EU foreign affairs chief Federica Mogherini on Monday expressed confidence Turkey would soon receive a package of three billion euros ($3.2 bln) for mainly Syrian refugees, despite a delay of almost two months since the funds were agreed.
Mogherini, leading a high-level delegation to Ankara for talks with the Turkish leadership, said discussions were ongoing on the disbursement of the funds but played down reports they were being held up by disagreements.
The financial aid is the centerpiece of a deal agreed with Ankara on November 29 for the EU to step up support for Syrian and other refugees in Turkey in exchange for the Turkish authorities cutting the illegal flow of migrants to Europe.
“The talks are ongoing, I am very much confident that the amount that was decided will be there in a reasonable time,” Mogherini said after talks with Turkish ministers in Ankara.
Media reports have suggested that Italian Prime Minister Matteo Renzi, in particular, was blocking the disbursement of the funds to Turkey.
But Mogherini said she wanted to play down “this dramatic approach” over the issue, emphasizing that the funds were “not pocket money.”
“We are doing the preparatory work for spending this money in an appropriate way. Because again it’s not pocket money, it’s money that goes to projects,” she said.
“The commission is carrying out all the assessments of the needs and projects,” Mogherini said.
Turkish Foreign Minister Mevlut Cavusoglu sought to also urge calm over the delay, saying: “We don’t take it personally.”
“But any delay is affecting daily life of the refugees, schooling and medical needs,” he added.
Turkey is currently playing host to at least 2.2 million refugees from the almost five year conflict in Syria and has repeatedly complained that the West failed to provide adequate financial help.
But Brussels now wants to encourage Turkey to keep the refugees inside its territory, after hundreds of thousands of migrants crossed into the EU in 2015, creating tensions in EU societies.
The November deal also gave new momentum to Turkey’s years-long push to become a member of the EU, which had long been held by disputes over Cyprus and human rights.

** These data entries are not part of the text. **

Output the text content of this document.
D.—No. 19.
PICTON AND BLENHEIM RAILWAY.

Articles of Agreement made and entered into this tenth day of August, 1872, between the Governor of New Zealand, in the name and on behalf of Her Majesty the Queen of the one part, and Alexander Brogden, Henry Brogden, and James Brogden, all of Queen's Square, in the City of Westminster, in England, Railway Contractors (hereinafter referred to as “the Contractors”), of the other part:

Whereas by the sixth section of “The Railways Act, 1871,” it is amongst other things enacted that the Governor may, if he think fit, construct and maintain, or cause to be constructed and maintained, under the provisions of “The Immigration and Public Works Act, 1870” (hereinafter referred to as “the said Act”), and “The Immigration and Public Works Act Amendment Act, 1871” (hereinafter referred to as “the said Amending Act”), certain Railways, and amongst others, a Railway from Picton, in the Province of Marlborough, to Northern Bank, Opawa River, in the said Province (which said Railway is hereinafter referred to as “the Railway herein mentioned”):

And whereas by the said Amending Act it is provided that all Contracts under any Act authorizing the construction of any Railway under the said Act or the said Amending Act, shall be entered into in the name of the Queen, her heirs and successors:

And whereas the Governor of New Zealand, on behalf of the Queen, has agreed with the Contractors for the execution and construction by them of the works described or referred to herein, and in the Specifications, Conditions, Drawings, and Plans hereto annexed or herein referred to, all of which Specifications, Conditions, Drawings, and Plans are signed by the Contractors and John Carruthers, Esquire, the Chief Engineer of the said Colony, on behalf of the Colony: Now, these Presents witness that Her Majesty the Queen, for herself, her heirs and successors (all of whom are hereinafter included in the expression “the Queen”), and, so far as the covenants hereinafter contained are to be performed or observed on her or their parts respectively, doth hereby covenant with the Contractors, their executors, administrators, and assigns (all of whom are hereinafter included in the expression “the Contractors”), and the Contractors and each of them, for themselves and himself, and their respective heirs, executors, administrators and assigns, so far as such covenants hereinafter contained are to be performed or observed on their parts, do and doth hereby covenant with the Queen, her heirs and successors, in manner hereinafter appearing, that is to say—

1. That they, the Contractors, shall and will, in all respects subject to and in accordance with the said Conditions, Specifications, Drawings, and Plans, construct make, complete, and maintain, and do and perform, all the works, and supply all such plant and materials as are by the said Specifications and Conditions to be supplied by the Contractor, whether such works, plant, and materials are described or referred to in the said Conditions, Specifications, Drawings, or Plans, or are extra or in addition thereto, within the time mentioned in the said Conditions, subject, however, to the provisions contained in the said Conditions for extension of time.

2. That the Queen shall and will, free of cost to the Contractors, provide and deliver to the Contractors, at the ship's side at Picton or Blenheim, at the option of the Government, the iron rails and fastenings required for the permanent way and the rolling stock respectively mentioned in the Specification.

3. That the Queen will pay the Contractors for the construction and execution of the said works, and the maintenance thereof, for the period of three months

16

Mogherini, along with Enlargement Commissioner Johannes Hahn and Commissioner for Humanitarian Aid Christos Stylianides, are later due to hold talks with President Recep Tayyip Erdogan.
EU officials have expressed disappointment the November deal has not led to a noticeable reduction in the numbers of migrants crossing the Aegean Sea from Turkey, with boats still arriving on the Greek islands daily despite the winter weather.